“The one who needs change the most is often the one least willing to hear about the need to change,” he said. “So, correct a little at a time. Let little things come to light as needing the mercy of God.”
His words addressed the day’s Gospel teaching on what it means to love our neighbour when our neighbour is behaving badly. They were an expression, too, of St. Teresa’s charism of spiritual growth through attention to the “little things” of life: changing our habits daily rather than trying to change the world in an hour.
As Christians, we are increasingly confronted by neighbours who treat us with derision, outright hostility and now what some perceive as the early stages of persecution.
St. Teresa’s is a quick walk from the sites where modern Ireland was born in the “terrible beauty” of the Easter 1916 rebellion. Proximity to the doomed six-day rebellion served to remind of the historic reality of Catholics being oppressed by alien ideology. It renewed awareness of how deep the suppression of Catholic freedoms can go. It provided troubling proof of what it can take to recover our rightful place.
To be clear, even those who go so far as to prophesy an imminent era of Christian civil disobedience as the response to contemporary secularism would never compare our 2017 situation with the plight of pre-1916 Irish Catholics.
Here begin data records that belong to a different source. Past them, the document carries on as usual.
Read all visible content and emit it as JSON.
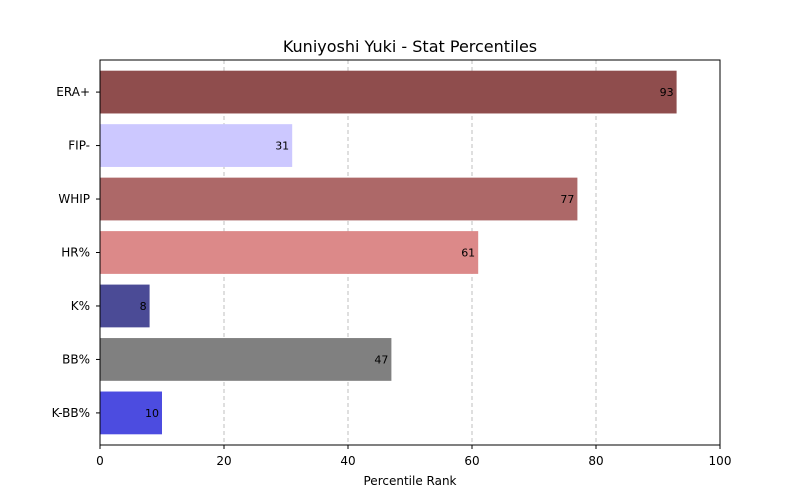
{
  "chart_data": {
    "type": "bar",
    "orientation": "horizontal",
    "title": "Kuniyoshi Yuki - Stat Percentiles",
    "xlabel": "Percentile Rank",
    "ylabel": "",
    "xlim": [
      0,
      100
    ],
    "xticks": [
      0,
      20,
      40,
      60,
      80,
      100
    ],
    "grid": "x-dashed",
    "categories": [
      "ERA+",
      "FIP-",
      "WHIP",
      "HR%",
      "K%",
      "BB%",
      "K-BB%"
    ],
    "values": [
      93,
      31,
      77,
      61,
      8,
      47,
      10
    ],
    "colors": [
      "#8f4d4d",
      "#ccc8ff",
      "#ad6868",
      "#dc8989",
      "#4b4b96",
      "#808080",
      "#4c4ce0"
    ]
  }
}
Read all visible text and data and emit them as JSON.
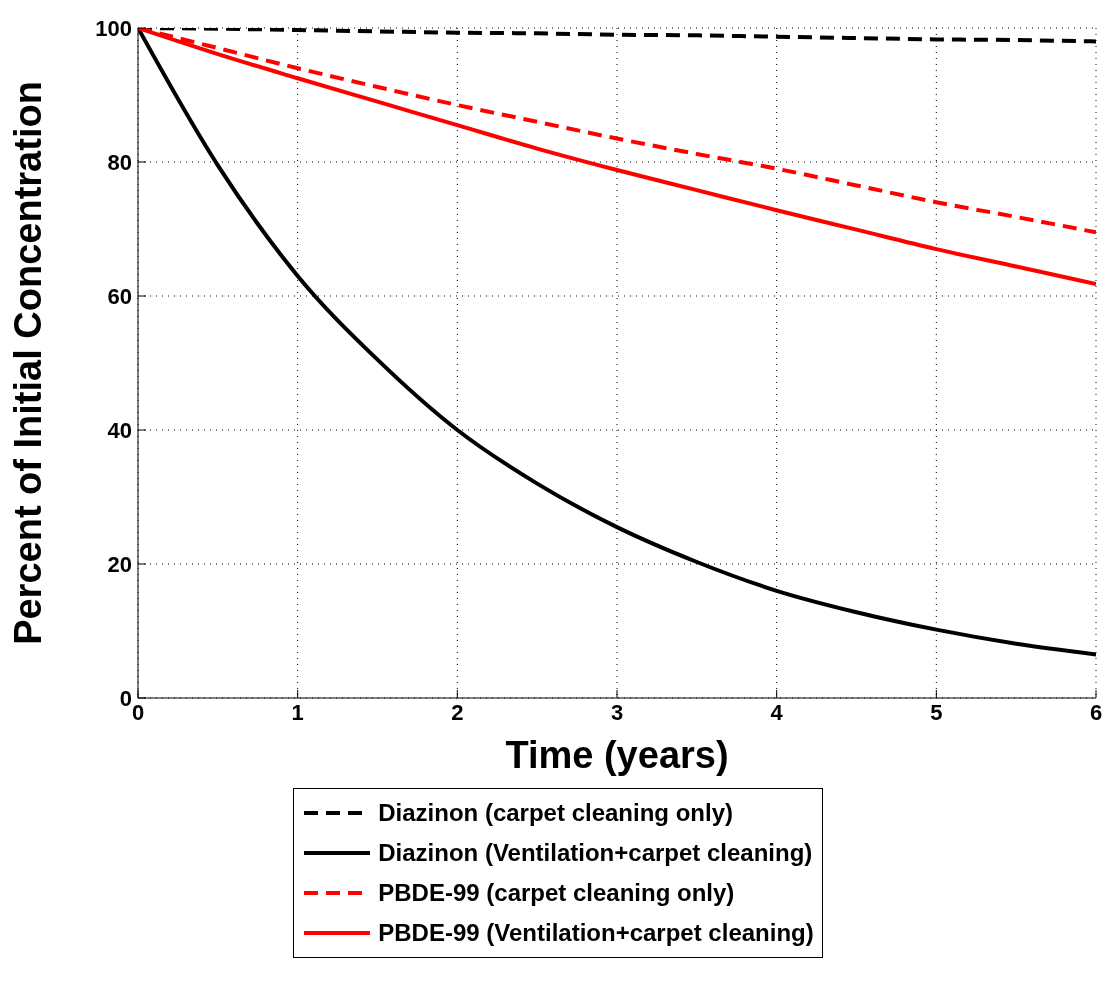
{
  "chart_data": {
    "type": "line",
    "xlabel": "Time (years)",
    "ylabel": "Percent of Initial Concentration",
    "x": [
      0,
      0.5,
      1,
      1.5,
      2,
      2.5,
      3,
      3.5,
      4,
      4.5,
      5,
      5.5,
      6
    ],
    "xlim": [
      0,
      6
    ],
    "xticks": [
      0,
      1,
      2,
      3,
      4,
      5,
      6
    ],
    "ylim": [
      0,
      100
    ],
    "yticks": [
      0,
      20,
      40,
      60,
      80,
      100
    ],
    "grid": true,
    "legend": "bottom",
    "marker": "none",
    "series": [
      {
        "name": "Diazinon (carpet cleaning only)",
        "color": "#000000",
        "line_style": "dashed",
        "values": [
          100,
          99.9,
          99.7,
          99.5,
          99.3,
          99.2,
          99,
          98.9,
          98.7,
          98.5,
          98.3,
          98.2,
          98
        ]
      },
      {
        "name": "Diazinon (Ventilation+carpet cleaning)",
        "color": "#000000",
        "line_style": "solid",
        "values": [
          100,
          79.5,
          63,
          50.5,
          40,
          32,
          25.5,
          20.3,
          16,
          12.8,
          10.2,
          8.1,
          6.5
        ]
      },
      {
        "name": "PBDE-99 (carpet cleaning only)",
        "color": "#ff0000",
        "line_style": "dashed",
        "values": [
          100,
          97,
          94,
          91.2,
          88.5,
          86,
          83.5,
          81.2,
          79,
          76.5,
          74,
          71.8,
          69.5
        ]
      },
      {
        "name": "PBDE-99 (Ventilation+carpet cleaning)",
        "color": "#ff0000",
        "line_style": "solid",
        "values": [
          100,
          96.1,
          92.5,
          89,
          85.5,
          82,
          78.8,
          75.8,
          72.8,
          69.9,
          67,
          64.4,
          61.8
        ]
      }
    ]
  }
}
Nor, for that matter, was the Easter Monday Rising a wholly Catholic phenomenon. Rebel leaders were driven by concerns of class, labour and feminist justice. Others were nationalists pure and simple.
Yet the great orator Padraig Pearse, the brilliant organizer Seán Mac Diarmada and the charismatic Michael Collins were deeply Catholic. Pearse famously spoke of the Rising as a “blood sacrifice” imitative of Christ’s willingness to die on the Cross. Sacrifice, he believed, was an essential step to correcting centuries of suppression of Catholic freedoms.
If we are far from what those Irish Catholics suffered — and we are — we must remain vigilant to the history that beset them. We must not, obviously, exaggerate our plight. And we can’t be oblivious to increasingly alarming assaults on our rightful place in the world.
In recent days, for example, British Conservative MP Jacob Rees-Mogg has been excoriated as a “bigot” by media for an interview in which he professed Church teaching on abortion and gay marriage. And Notre Dame law professor Amy Coney Barrett was pummelled during a Senate judicial confirmation hearing for her avowed personal fidelity to the Magisterium. In both cases, their very fitness as Catholics for public office was challenged, though each insisted they would not let private faith impede civic duty.
Writing of the Senate mistreatment of Coney Barrett, The Catholic Thing’s Robert Royal called the only right response from Catholics “holy anger” at such an outrageous threat to religious freedom.
“No Catholic … can let this pass without pursuing every avenue to make sure (such) naked bias never shows the cloven hoof again,” Royal wrote.
Royal lists some avenues to follow, fortunately stopping short of taking to the streets. One he misses is found in the words of St. Teresa’s homilist. We can do “little things at a time” to correct first ourselves, then our neighbours. We can correct with resolute, though always charitable understanding, when others misstate Church teachings. We can refuse to ever let anti-Catholicism pass. And, following the example of Michael Collins, we can correct our Catholic brothers and sisters who express the faith with all-ornothing hardness of heart.
This last is critically important. It requires us to bring to light within ourselves the things needing the mercy of God. For as the homilist concluded: “Let’s catch ourselves out and change, not change because another has caught us out and forced us to.”
The snares of history, after all, show what can arise when change becomes a matter of force.
(Stockland is publisher of Convivium.ca and a senior fellow with Cardus.)